Sponsored by the Ahmanson Foundation, Canyon City Foundation, the Helen and Will Webster Foundation, Azusa Pacific University, and the Los Angeles County Office of Education, KHA has awarded $1,065,241 to local teachers since its founding in 2004. The grants, ranging from $250–$850 each, fund classroom resources, field trips, on-campus presentations, and professional development opportunities, opening doors for students and teachers to experience new, captivating avenues of history and social science education.
“My students require supplemental equipment and visual, kinesthetic activities to help them learn,” said Evangeline Sanders, a special education teacher at West Vernon Elementary School who received a KHA grant this year. “With the recent budget constraints in California, we often don’t have the funding for necessary equipment. KHA makes a profound difference in the lives of my students by fulfilling those needs.”
Sanders plans to use the grant to purchase Kindle Fire electronic readers to engage students in reading about history and strengthen their reading skills, fine motor skills, and hand-eye coordination.
History education invites students to make a difference in the world, allows them to learn from the mistakes of the past, and ultimately paves the way to a brighter future. “An understanding of history makes us wise in our public choices and helps us participate in our heritage,” said Thomas Andrews, Ph.D., research historian for APU’s Special Collections and founder of KHA. “It endows us with a spirit of generosity, an understanding of others, an openness to change, a dedication to social justice, and a belief in the worth of all humankind.”

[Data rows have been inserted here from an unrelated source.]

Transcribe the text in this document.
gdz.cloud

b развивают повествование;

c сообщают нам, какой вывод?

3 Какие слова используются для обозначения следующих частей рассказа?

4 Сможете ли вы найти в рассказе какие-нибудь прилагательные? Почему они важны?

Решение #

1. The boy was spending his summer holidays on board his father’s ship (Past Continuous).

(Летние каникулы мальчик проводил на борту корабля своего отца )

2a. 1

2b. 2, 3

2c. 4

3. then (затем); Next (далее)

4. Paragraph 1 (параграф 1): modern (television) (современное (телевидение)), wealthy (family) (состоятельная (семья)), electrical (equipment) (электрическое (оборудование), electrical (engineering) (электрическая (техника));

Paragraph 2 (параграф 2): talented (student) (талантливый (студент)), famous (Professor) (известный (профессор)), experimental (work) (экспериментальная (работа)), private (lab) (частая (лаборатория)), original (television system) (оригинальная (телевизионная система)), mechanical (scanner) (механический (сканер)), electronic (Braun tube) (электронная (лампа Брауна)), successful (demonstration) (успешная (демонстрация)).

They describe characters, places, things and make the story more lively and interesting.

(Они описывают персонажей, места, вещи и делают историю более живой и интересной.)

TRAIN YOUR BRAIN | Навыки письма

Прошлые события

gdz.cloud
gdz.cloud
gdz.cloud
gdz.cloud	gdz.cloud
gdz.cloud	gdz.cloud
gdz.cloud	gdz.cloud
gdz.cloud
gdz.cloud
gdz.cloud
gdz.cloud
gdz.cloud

This year, KHA received 500 grant applications, 150 more than last year, and expects at least 600 applicants next fall as the program continues to grow. “This program has met a very real need at a time when constant budget cuts in education plague California, especially in Los Angeles County,” said Andrews. “The grants have boosted the morale of both teachers and students, making teaching and learning history more exciting and meaningful.”